Entre deux cigarettes, Françoise Huguier (née en 1942) se confie d’une voix rauque, mêlant les anecdotes à propos de cette série – essentiellement des portraits de femmes – réalisées en 1996 et 1997. « Comment je faisais pour photographier ces femmes dans leur espace ? C’est simple, je vais vous dire. J’arrive dans un village, je demande à voir le chef. J’apporte le thé et le sucre. Vous connaissez la cérémonie des trois thés ? Un chef de village vous juge tout de suite. Vous venez pour quoi ? Pour la chambre des femmes… Alors il m’accompagne, avec trois cents gamins derrière moi qui veulent voir. »

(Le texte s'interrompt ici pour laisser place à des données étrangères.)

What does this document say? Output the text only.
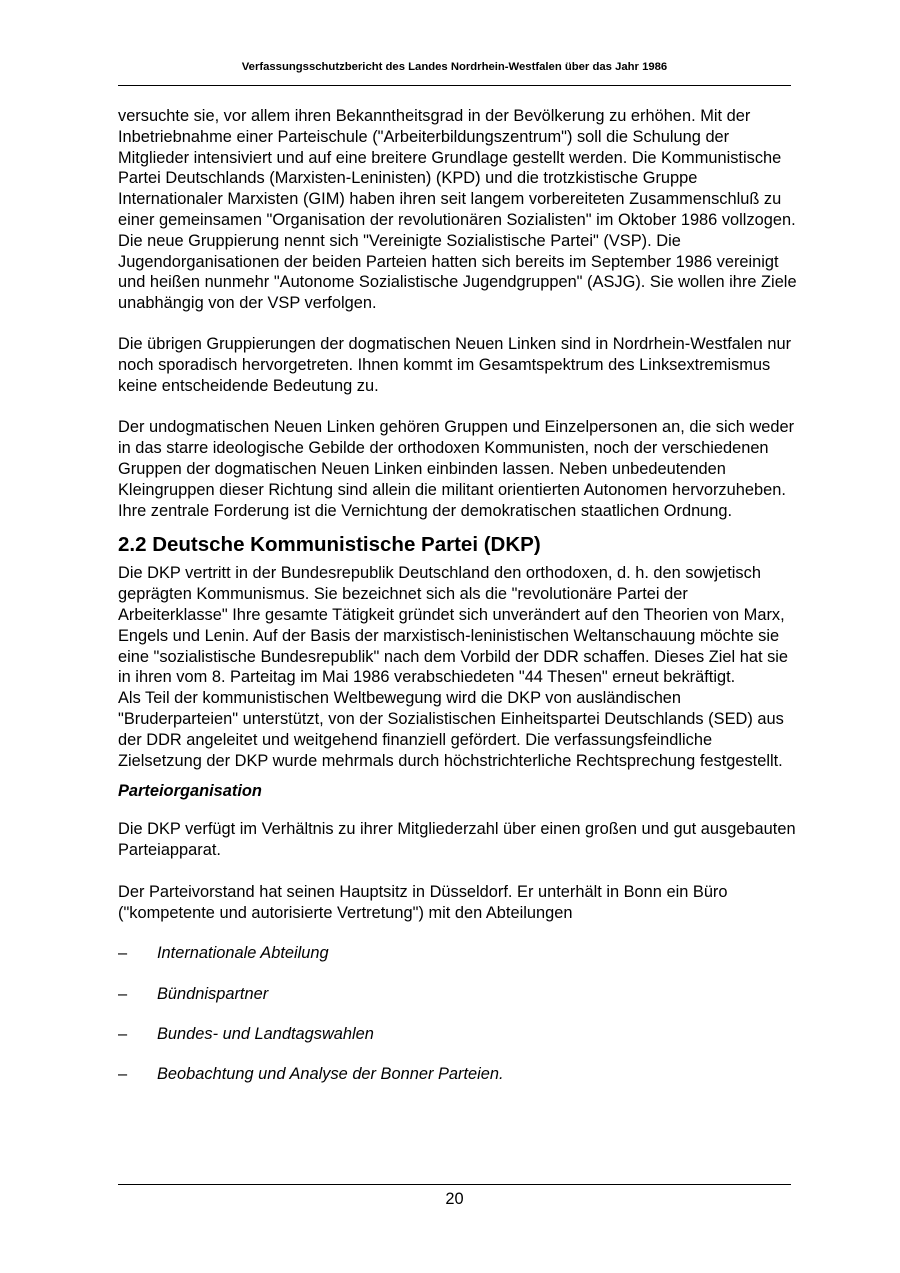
Verfassungsschutzbericht des Landes Nordrhein-Westfalen über das Jahr 1986

versuchte sie, vor allem ihren Bekanntheitsgrad in der Bevölkerung zu erhöhen. Mit der Inbetriebnahme einer Parteischule ("Arbeiterbildungszentrum") soll die Schulung der Mitglieder intensiviert und auf eine breitere Grundlage gestellt werden. Die Kommunistische Partei Deutschlands (Marxisten-Leninisten) (KPD) und die trotzkistische Gruppe Internationaler Marxisten (GIM) haben ihren seit langem vorbereiteten Zusammenschluß zu einer gemeinsamen "Organisation der revolutionären Sozialisten" im Oktober 1986 vollzogen. Die neue Gruppierung nennt sich "Vereinigte Sozialistische Partei" (VSP). Die Jugendorganisationen der beiden Parteien hatten sich bereits im September 1986 vereinigt und heißen nunmehr "Autonome Sozialistische Jugendgruppen" (ASJG). Sie wollen ihre Ziele unabhängig von der VSP verfolgen.

Die übrigen Gruppierungen der dogmatischen Neuen Linken sind in Nordrhein-Westfalen nur noch sporadisch hervorgetreten. Ihnen kommt im Gesamtspektrum des Linksextremismus keine entscheidende Bedeutung zu.

Der undogmatischen Neuen Linken gehören Gruppen und Einzelpersonen an, die sich weder in das starre ideologische Gebilde der orthodoxen Kommunisten, noch der verschiedenen Gruppen der dogmatischen Neuen Linken einbinden lassen. Neben unbedeutenden Kleingruppen dieser Richtung sind allein die militant orientierten Autonomen hervorzuheben. Ihre zentrale Forderung ist die Vernichtung der demokratischen staatlichen Ordnung.

2.2 Deutsche Kommunistische Partei (DKP)

Die DKP vertritt in der Bundesrepublik Deutschland den orthodoxen, d. h. den sowjetisch geprägten Kommunismus. Sie bezeichnet sich als die "revolutionäre Partei der Arbeiterklasse" Ihre gesamte Tätigkeit gründet sich unverändert auf den Theorien von Marx, Engels und Lenin. Auf der Basis der marxistisch-leninistischen Weltanschauung möchte sie eine "sozialistische Bundesrepublik" nach dem Vorbild der DDR schaffen. Dieses Ziel hat sie in ihren vom 8. Parteitag im Mai 1986 verabschiedeten "44 Thesen" erneut bekräftigt.

Als Teil der kommunistischen Weltbewegung wird die DKP von ausländischen "Bruderparteien" unterstützt, von der Sozialistischen Einheitspartei Deutschlands (SED) aus der DDR angeleitet und weitgehend finanziell gefördert. Die verfassungsfeindliche Zielsetzung der DKP wurde mehrmals durch höchstrichterliche Rechtsprechung festgestellt.

Parteiorganisation

Die DKP verfügt im Verhältnis zu ihrer Mitgliederzahl über einen großen und gut ausgebauten Parteiapparat.

Der Parteivorstand hat seinen Hauptsitz in Düsseldorf. Er unterhält in Bonn ein Büro ("kompetente und autorisierte Vertretung") mit den Abteilungen

– Internationale Abteilung
– Bündnispartner
– Bundes- und Landtagswahlen
– Beobachtung und Analyse der Bonner Parteien.
20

Sens de la lumière et du cadre, intérêt pour l’architecture des lieux, confiance des personnes photographiées : les images d’Huguier disent un Mali en paix, riche de ses cultures. « Françoise Huguier tisse des relations sincères avec ses modèles, des femmes rencontrées au Burkina et au Mali, ainsi qu’avec les photographes locaux, écrit Olivier Sultan, qui dirige la galerie Art-Z. À travers ses portraits de femmes dans leur intimité, elle les dévoile au public, tout comme elle sortira de l’ombre d’immenses talents tels que Seydou Keïta et Malick Sidibé, en créant la Biennale de photographie de Bamako en 1994, qui fera entrer ces deux grands artistes dans l’histoire de la photographie. » De son côté, la photographe française de l’agence Vu rappelle qu’elle se rendit au Mali parce qu’on lui avait affirmé qu’il y existait, comme au Japon, « une langue des femmes et une langue des hommes ». Ses 50 années de travail seront exposées lors du festival Visa pour l’Image, à Perpignan, à partir du 27 août 2022.

(Œuvres vendues entre 750 et 6 000 euros.)

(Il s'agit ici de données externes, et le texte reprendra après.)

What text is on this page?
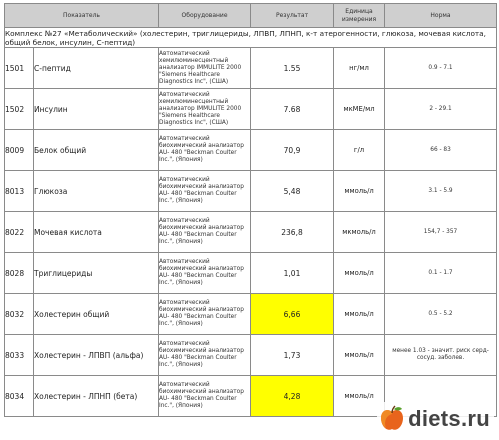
Показатель		Оборудование	Результат	Единица измерения	Норма
Комплекс №27 «Метаболический» (холестерин, триглицериды, ЛПВП, ЛПНП, к-т атерогенности, глюкоза, мочевая кислота, общий белок, инсулин, С-пептид)					
1501	С-пептид	Автоматический хемилюминесцентный анализатор IMMULITE 2000 "Siemens Healthcare Diagnostics Inc", (США)	1.55	нг/мл	0.9 - 7.1
1502	Инсулин	Автоматический хемилюминесцентный анализатор IMMULITE 2000 "Siemens Healthcare Diagnostics Inc", (США)	7.68	мкМЕ/мл	2 - 29.1
8009	Белок общий	Автоматический биохимический анализатор AU- 480 "Beckman Coulter Inc.", (Япония)	70,9	г/л	66 - 83
8013	Глюкоза	Автоматический биохимический анализатор AU- 480 "Beckman Coulter Inc.", (Япония)	5,48	ммоль/л	3.1 - 5.9
8022	Мочевая кислота	Автоматический биохимический анализатор AU- 480 "Beckman Coulter Inc.", (Япония)	236,8	мкмоль/л	154,7 - 357
8028	Триглицериды	Автоматический биохимический анализатор AU- 480 "Beckman Coulter Inc.", (Япония)	1,01	ммоль/л	0.1 - 1.7
8032	Холестерин общий	Автоматический биохимический анализатор AU- 480 "Beckman Coulter Inc.", (Япония)	6,66	ммоль/л	0.5 - 5.2
8033	Холестерин - ЛПВП (альфа)	Автоматический биохимический анализатор AU- 480 "Beckman Coulter Inc.", (Япония)	1,73	ммоль/л	менее 1.03 - значит. риск серд-сосуд. заболев.
8034	Холестерин - ЛПНП (бета)	Автоматический биохимический анализатор AU- 480 "Beckman Coulter Inc.", (Япония)	4,28	ммоль/л	
diets.ru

Galerie Cécile Fakhoury, 29 avenue Matignon, VIIIe arrondissement

Mody, celui qui vient des deux mondes : Elladj Lincy Deloumeaux, jusqu’au 16 avril.

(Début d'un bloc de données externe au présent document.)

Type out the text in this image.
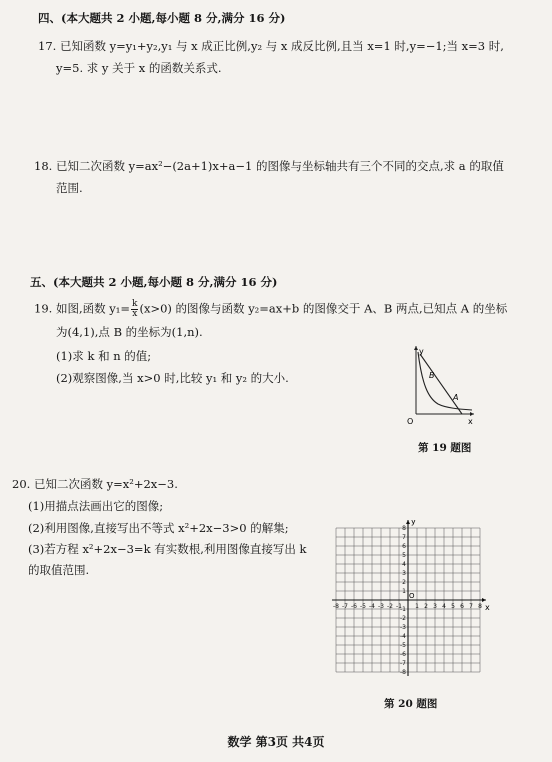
四、(本大题共 2 小题,每小题 8 分,满分 16 分)
17. 已知函数 y=y₁+y₂,y₁ 与 x 成正比例,y₂ 与 x 成反比例,且当 x=1 时,y=−1;当 x=3 时,
y=5. 求 y 关于 x 的函数关系式.
18. 已知二次函数 y=ax²−(2a+1)x+a−1 的图像与坐标轴共有三个不同的交点,求 a 的取值
范围.
五、(本大题共 2 小题,每小题 8 分,满分 16 分)
19. 如图,函数 $y_1= \frac{k}{x} (x>0)$ 的图像与函数 y₂=ax+b 的图像交于 A、B 两点,已知点 A 的坐标
为(4,1),点 B 的坐标为(1,n).
(1)求 k 和 n 的值;
(2)观察图像,当 x>0 时,比较 y₁ 和 y₂ 的大小.
y
x
O
B
A
第 19 题图
20. 已知二次函数 y=x²+2x−3.
(1)用描点法画出它的图像;
(2)利用图像,直接写出不等式 x²+2x−3>0 的解集;
(3)若方程 x²+2x−3=k 有实数根,利用图像直接写出 k
的取值范围.
-8 -7 -6 -5 -4 -3 -2 -1 1 2 3 4 5 6 7 8
8
7
6
5
4
3
2
1
-1
-2
-3
-4
-5
-6
-7
-8
y
x
O
第 20 题图
数学 第3页 共4页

Elladj Lincy Deloumeaux. © Grégory COPITET/Galerie Cécile Fakhoury.

Elladj Lincy Deloumeaux. © Grégory COPITET/Galerie Cécile Fakhoury.

Un corps noir drapé de dentelle : les œuvres de l’artiste guadeloupéen Elladj Lincy Deloumeaux se déclinent en noir et blanc – avec quelques touches de couleur apparaissant de-ci de-là. Deloumeaux, né en 1995 à la Guadeloupe, peint un unique et même modèle, Mody, « dont le nom imagé signifie en wolof “celui qui vient des deux mondes” ». Dans diverses positions, le corps de Mody affronte la dentelle blanche ou s’y love, question d’interprétation. « On ne peut s’empêcher de se demander si faire corps avec ce tissu est réellement pour le sujet une expérience consolatrice, écrit Louise Thurin. La dentelle légère l’étouffe-t-il ? Est-il pris au filet ? Par quel rétiaire ? Selon l’artiste, Mody aux prises avec la pluralité de son identité, oscille entre l’envie et le rejet de faire tomber le voile sur l’orage de son intériorité. Draper est une action duale qui dans un même mouvement le recouvre, le dissimule et le dévoile, le rend visible en épousant sa forme. » Travail du drapé, de la suggestion, ajout de matière sableuse, inachevé volontaire de la touche, bichromie étudiée font des peintures d’Elladj Lincy Deloumeaux des icônes d’un nouveau genre où le masculin et le féminin ne se distinguent plus, où le modèle semble naître à lui-même en même temps que l’artiste qui le peint.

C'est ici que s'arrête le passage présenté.